Here's what you should know.

1. All 193 Democrats voted against the bill. In the Republican party, 217 voted in favor of the bill, 20 voted against and one person did not vote, according to the New York Times.

2. The bill faces an uncertain future in the Senate. Politico reports its "passage is far from secured."

3. The newest AHCA iteration made changes to several key ACA pillars, including the pre-existing condition mandate, The Chicago Tribune reports.

The Tribune reports the GOP added an amendment to the AHCA that would allow individuals and states to seek waivers from the law. A possible waiver would allow insurance companies to consider health status and pre-existing conditions when writing individual or small group policies. Another possible waiver would allow states to create their own essential benefit lists.

These waivers would only be effective in states that seek a waiver, and if the beneficiary has let coverage lapse for longer than 63 days.

4. The Tribune reports it is difficult to pinpoint the exact impact the changes will have on the American people, because the Congressional Budget Office never assessed the bill.

5. Medpage Today reports millions would lose coverage under the revised AHCA, and older Americans would be subject to higher premiums.

6. Medpage reports an additional amendment would provide states with an additional $8 billion over five years to set up high-risk pools for patients with preexisting conditions. There was already $130 billion in the bill for such funding.
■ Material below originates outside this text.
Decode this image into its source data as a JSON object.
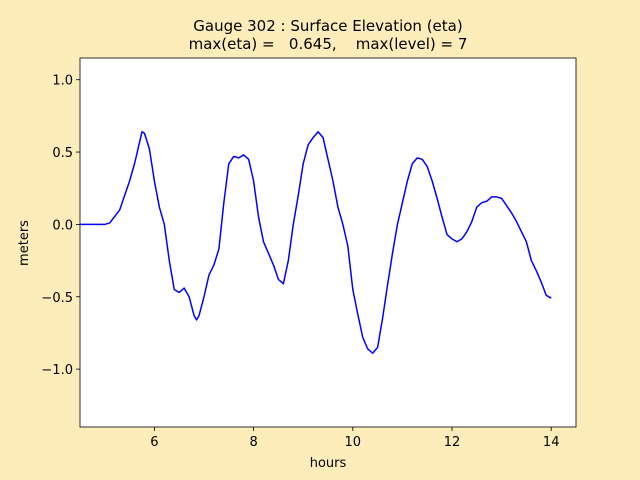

The liberal-leaning Center for American Progress estimates states would need at least $200 billion to properly fund such pools.

7. American Medical Association President Andrew Gurman, MD, released a statement on behalf of the organization:

"The bill passed by the House today will result in millions of Americans losing access to quality, affordable health insurance and those with pre-existing health conditions face the possibility of going back to the time when insurers could charge them premiums that made access to coverage out of the question. Action is needed, however, to improve the current health care insurance system. The AMA urges the Senate and the Administration to work with physician, patient, hospital and other provider groups to craft bipartisan solutions so all American families can access affordable and meaningful coverage, while preserving the safety net for vulnerable populations."

8. Medscape reports several other medical organizations' reactions were "overwhelmingly negative."